夜の錬金術師
私が社会人に成り立ての頃、飲み会の翌日は、いつも戸惑っていた。心が通じ合うことがないと思っていた職場の人たちに、酒の席で急接近して、仲良く楽しんだのに、夜が明けたら魔法が解けてしまうかのように、なかったことになっていた。
その空虚な気持ちを、独り噛みしめながら、この感覚は何かに似ているなと思った。それは、一気に恋が醒めてゆく時だった。
夜とお酒は、人を魔法にかけて本物を覆い隠す。だが、そのベールは陽の光にあたれば、霧散するのだ。恋も同じ様な瞬間がある。
夜と音楽の力を借りて、錬金術のようにその人のためだけのお酒を生み出す場所が、バーだ。バーでかけられた魔法は、翌朝になっても深い余韻となって甘い夢のように残る。

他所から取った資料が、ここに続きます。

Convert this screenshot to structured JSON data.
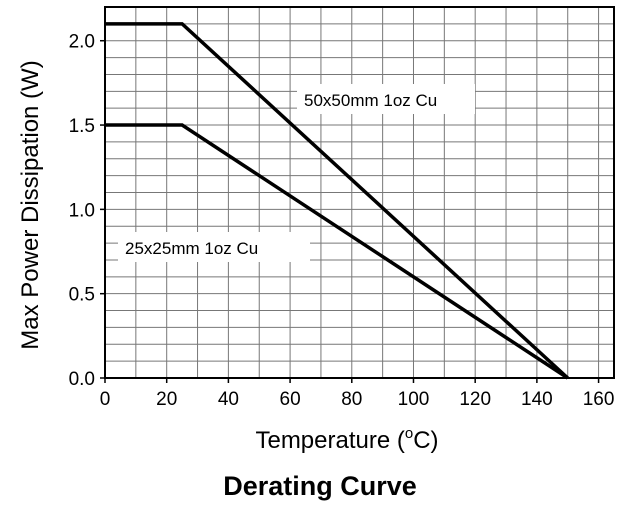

私は、会社の上司に教えてもらった夢の様なバーが、果たして本当に存在したのか不思議になり、昼間に確かめに行ったことがある。それらは当然ながらそこにあったが、昨夜見たものとはまるで違っていて、砂漠の中に佇んでいるような気分に陥った。
しかし、一軒どうしても昼間に見つけられないバーがあった。
夜の帳が降りた頃、再び探しに行くと、突如それは砂漠のオアシスのように現れた。それを見つけたとき、私は蜃気楼を見ているかのような錯覚に襲われた。
条件が揃わないと、姿を現さないバーがあるらしい。
本書は、そんな雰囲気を持ったバーのマスターと、その常連、そしてバーに引き寄せられて入って来た客、21名の恋の物語である。
これから始まる恋、一瞬の恋、愛に変わった恋、死別により失った恋、不倫の恋等、様々な恋の形がある。一つの恋はいつか酔いが醒めるように、そっと消えてゆく。
忘れられぬ恋を客はバーで語り、マスターからそれにぴったりのお酒と音楽を贈られる。その過程で、客は恋を輝く思い出に昇華させてゆくのだ。
バーのマスターとは、作るお酒と引き換えに、夜空の星々の恋物語を知ることとなる錬金術師のような気がしてならない。
ー了ー
※本noteは、林伸次さんの『恋はいつもなにげなく始まってなにげなく終わる』の文庫版の発刊にあたり、募集されている解説文として書いたものです。
とても素敵な小説を書いて下さった林伸次さん、本当にありがとうございました。
多くの思い出と共に、人生の整理をすることができました。
本書は、noteで音楽と共に公開されており、本も出版されています。是非、多くの方々にこの素敵な世界を味わって頂ければと思います。